以下の問いに答えよ。必要ならば、$${ 0.3 < \log_{10} 2 < 0.31}$$を用いてよい。
(1)$${ 5^n>10^{19} }$$となる最小の自然数nを求めよ。
(2)$${ 5^m + 4^m > 10^{19} }$$となる最小の自然数nを求めよ。

2024年東京大学数学文系第2問

 これをGPT‐4に解かせた結果がこちら、

(1) $${ 5^n>10^{19} }$$ となる最小の自然数 nは 28 です。

(2)$${ 5^{m} +4^{m}> 10^{19} }$$となる最小の自然数 mは 27 です。

 計算過程は一切記載されておらず、2つともプログラミング(Python)で求めたようです。にもかかわらず、(2)で誤答してます。おそらく(2)は$${ 0.3 < \log_{10} 2 < 0.31}$$を計算で使用したことが誤答の要因でしょう。
 実際、$${ 0.3 < \log_{10} 2 < 0.31}$$を用いずに計算するよう指示したところ、正しい答えである28を導き出しました。

 GPT‐4は計算問題をプログラムで解くことが多く、今回は誤答しましたが大抵は正確に求めます。
 しかし、実際の入試でそんなことはできません。人間で言うなら電卓を使うのと同じです。これで点数をもらえるはずがありません。

 結局、今回は問題の選定やプロンプトがChatGPTの点数が伸び悩んだ要因になった可能性が高いです。ChatGPTを擁護するつもりはありませんが、プロンプトにひと工夫あれば正答率は上がったかもしれません。

AIが東大に合格する日は来るか

 これは賛否両論あると思いますが、僕個人としては合格するだろうと思います。それがいつかはわかりません。
 別にChatGPTを過大評価しているわけではありませんが、AIの進歩は正直予想していた以上に早い。
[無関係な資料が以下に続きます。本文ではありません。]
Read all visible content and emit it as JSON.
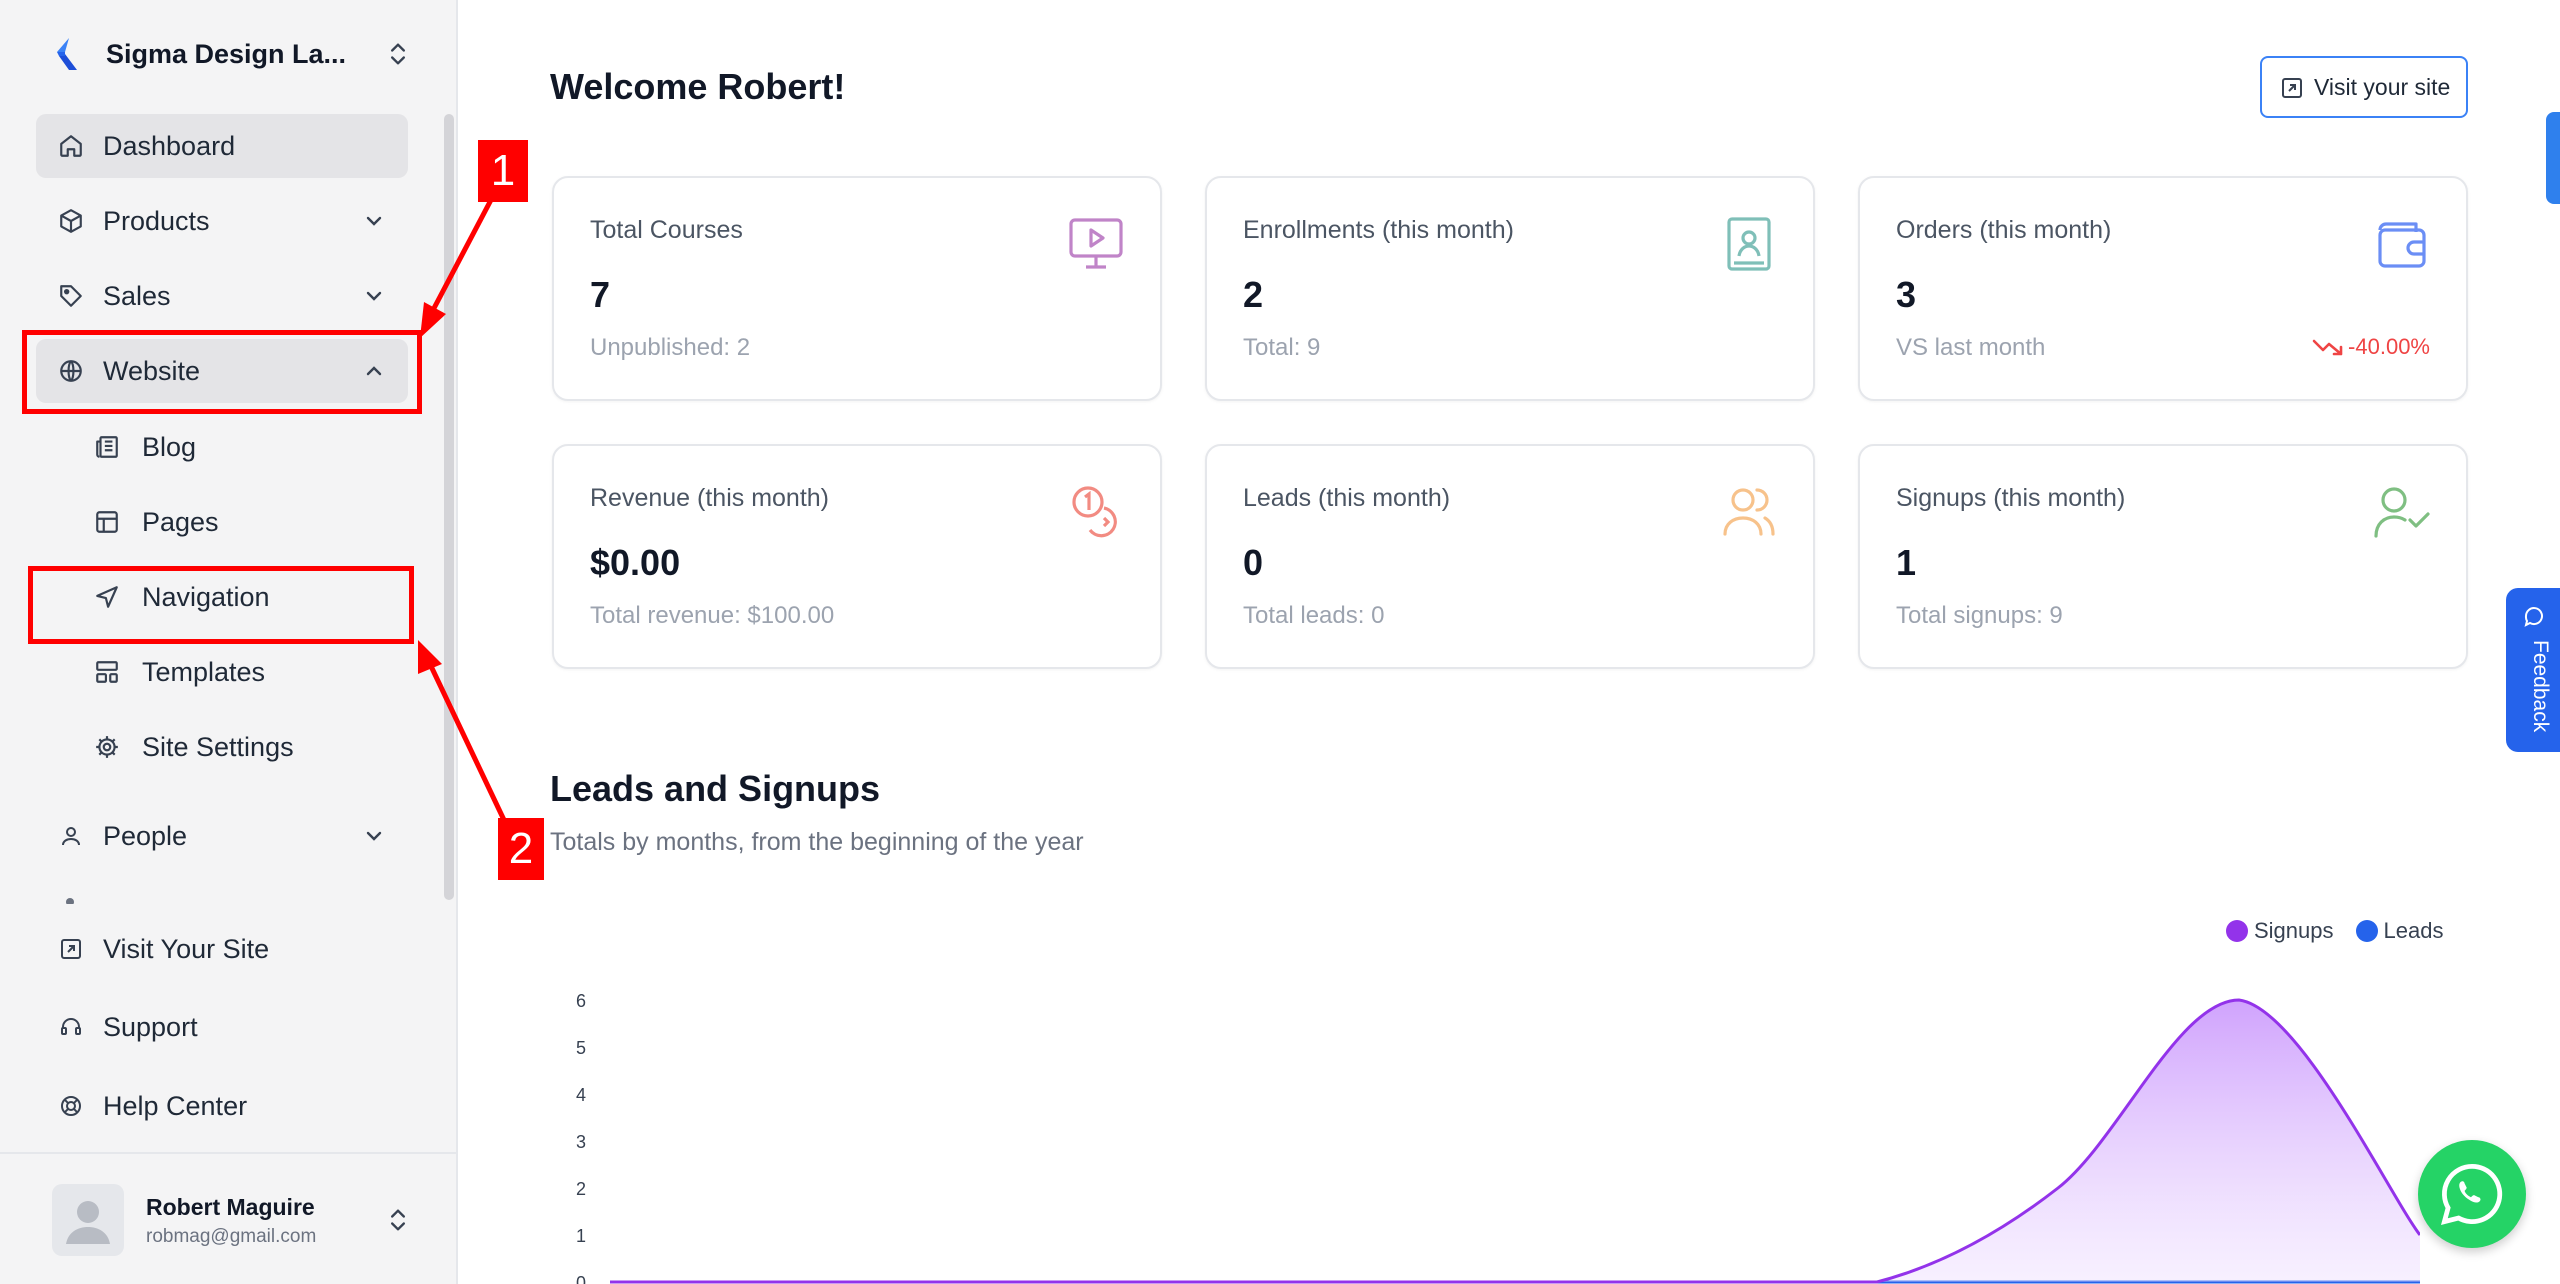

 AIはコロナが流行する以前から話題にはなっていましたが、画像を簡単に生成したり、動画もクオリティはまだ劣るものの、手間をかけずに作成できる日が来ると予想できた人はいなかったでしょう。

 人間はAIにできないことをやろう、という言葉を聞きますが、肉体的な労働を除いて、大抵のことはAIが代替できるようになると思います。
 これからはAIを上手く活用した新しい働き方が確立していくのではないか、というのが僕の予想です。素人の勝手な予想なので当たらないとは思いますが……。